Balfron Tower, street level view

The second part of my Open House London runnaround was a visit to Balfron Tower in Poplar, East London. I was originally planning a viewing at Trellick Tower, on the opposite side of town in the affluent W10 postcode but it was obviously booked out the very minute reservations started to take place on the website. The alternative then was to go and check its predecessor in far less glamorous surroundings instead.

It is impossible to ignore the complex of building’s presence in contrast to other estates around it. Despite its derelict look the whole Brownfield Estate pays testimony to the poignancy of some architects who got involved in the rebuilding of East London during the decades following WWII. The complex, containing three buildings: Carradale House, Glenkerry House and Balfron Tower were conceived by Ernö Goldfinger, perhaps mostly known by his Bond’s namesake villain (it’s said that Ernö and Ian Flemming were disaffected neighbours which lead to the later indiscreetly teasing his friend with a such a honourable tribute).

The flat I visited was on the 24th floor with amazing views of, errr, Canary Wharf. Like 20 or so other artists, the flat was allocated to a painter who benefitted from Bow Arts Trust initiative to fill the empty premises with creatives aiming at, (1) helping these individuals continue their art practice by offering living-work spaces at a very low rent, (2) preventing the infiltration of rogue elements and particularly squatters.
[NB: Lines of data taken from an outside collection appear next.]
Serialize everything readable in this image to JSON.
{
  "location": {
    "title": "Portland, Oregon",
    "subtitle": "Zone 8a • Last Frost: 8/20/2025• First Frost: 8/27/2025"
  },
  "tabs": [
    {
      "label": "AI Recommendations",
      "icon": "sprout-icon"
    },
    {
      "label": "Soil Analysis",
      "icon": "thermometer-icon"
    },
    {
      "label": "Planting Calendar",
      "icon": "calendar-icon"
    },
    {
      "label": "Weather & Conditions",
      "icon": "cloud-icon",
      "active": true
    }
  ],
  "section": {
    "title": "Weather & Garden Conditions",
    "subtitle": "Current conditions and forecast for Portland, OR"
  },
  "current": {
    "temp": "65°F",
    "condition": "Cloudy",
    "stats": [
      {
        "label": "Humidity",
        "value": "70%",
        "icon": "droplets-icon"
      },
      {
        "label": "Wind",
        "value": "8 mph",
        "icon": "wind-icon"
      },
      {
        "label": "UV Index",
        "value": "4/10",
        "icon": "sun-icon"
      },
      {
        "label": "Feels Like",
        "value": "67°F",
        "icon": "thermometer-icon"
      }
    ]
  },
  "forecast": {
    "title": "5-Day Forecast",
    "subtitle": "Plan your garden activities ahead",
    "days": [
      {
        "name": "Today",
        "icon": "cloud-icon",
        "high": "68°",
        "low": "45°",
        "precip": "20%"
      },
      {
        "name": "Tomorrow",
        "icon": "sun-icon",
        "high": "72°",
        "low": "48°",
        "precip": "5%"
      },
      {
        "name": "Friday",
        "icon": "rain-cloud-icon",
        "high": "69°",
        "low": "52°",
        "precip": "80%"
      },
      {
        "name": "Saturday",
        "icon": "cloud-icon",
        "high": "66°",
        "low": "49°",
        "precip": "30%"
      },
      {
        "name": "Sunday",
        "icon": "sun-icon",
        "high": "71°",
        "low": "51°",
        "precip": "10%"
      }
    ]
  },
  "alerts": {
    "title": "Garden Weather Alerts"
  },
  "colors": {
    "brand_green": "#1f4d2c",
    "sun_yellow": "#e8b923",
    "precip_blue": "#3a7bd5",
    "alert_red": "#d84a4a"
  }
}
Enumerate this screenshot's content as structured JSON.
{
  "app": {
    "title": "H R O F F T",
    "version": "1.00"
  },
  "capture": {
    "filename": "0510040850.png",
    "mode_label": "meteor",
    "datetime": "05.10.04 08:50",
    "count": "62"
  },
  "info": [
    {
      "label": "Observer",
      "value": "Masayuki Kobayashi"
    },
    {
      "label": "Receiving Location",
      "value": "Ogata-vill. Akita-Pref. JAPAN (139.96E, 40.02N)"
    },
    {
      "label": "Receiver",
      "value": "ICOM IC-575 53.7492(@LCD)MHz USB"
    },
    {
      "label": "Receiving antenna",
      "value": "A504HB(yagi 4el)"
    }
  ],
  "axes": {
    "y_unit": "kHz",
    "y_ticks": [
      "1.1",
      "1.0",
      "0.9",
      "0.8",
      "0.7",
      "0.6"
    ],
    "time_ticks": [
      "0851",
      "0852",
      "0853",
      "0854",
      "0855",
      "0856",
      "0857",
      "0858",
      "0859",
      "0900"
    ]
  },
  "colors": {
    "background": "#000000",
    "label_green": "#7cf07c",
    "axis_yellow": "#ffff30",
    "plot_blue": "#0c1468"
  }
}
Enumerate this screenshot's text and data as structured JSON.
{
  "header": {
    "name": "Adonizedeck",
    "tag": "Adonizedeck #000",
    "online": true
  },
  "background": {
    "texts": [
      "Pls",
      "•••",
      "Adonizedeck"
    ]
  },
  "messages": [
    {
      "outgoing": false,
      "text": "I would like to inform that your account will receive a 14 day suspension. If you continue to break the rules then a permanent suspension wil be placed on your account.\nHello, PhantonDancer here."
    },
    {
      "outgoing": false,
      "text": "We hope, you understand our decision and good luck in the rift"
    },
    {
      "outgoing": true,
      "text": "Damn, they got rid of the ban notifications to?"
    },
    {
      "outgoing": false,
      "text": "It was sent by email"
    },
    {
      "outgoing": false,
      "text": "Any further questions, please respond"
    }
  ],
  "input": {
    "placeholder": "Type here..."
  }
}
I must say, the view of Canary Warf was breathtaking, not to mention the amount of light filling the living room. It was a smart move by the local authorities I thought, one that promotes the reinvigoration of areas lacking in productive activities and contribute to positive change in poor, disenfranchised neighbourhoods. However, this can also mean a first step towards gentrification, I sensed. According to Open-City organisers, Tower Hamlets Council is planning a total refurbishment of the building meaning, relocating artists and, pushing the vast majority of residents out. It is clear that the architectural value of the complex along with their proximity to the financial district of Canary Warf make for an extremely profitable opportunity. For better or worse that’s the London way.

The funny thing though was the perplexed gazes we, visitors, received from residents walking in and out of the building. It is a fact that a lot of people in the city don’t actually like (or comprehend) this concept of architecture. Modernism, frequently dubbed ‘brutalist’ in the UK, is a far-fetched ideal for most of the people, be it at an aesthetic or functional levels. Thus the odd look fired at us while we were waiting to enter the premises. Just to prove my point, as I was resuming my visit with a few more shots of the facade a local resident on her mid-forties, along with her sturdy English bulldog, approached me and in a puzzled tone of voice asked: ‘why arh ye lads so fascina-ed by thiz buil-ings? Ta’in pi-tchas en aw. I think they arh pree-ey f***ing ugly, mate!!’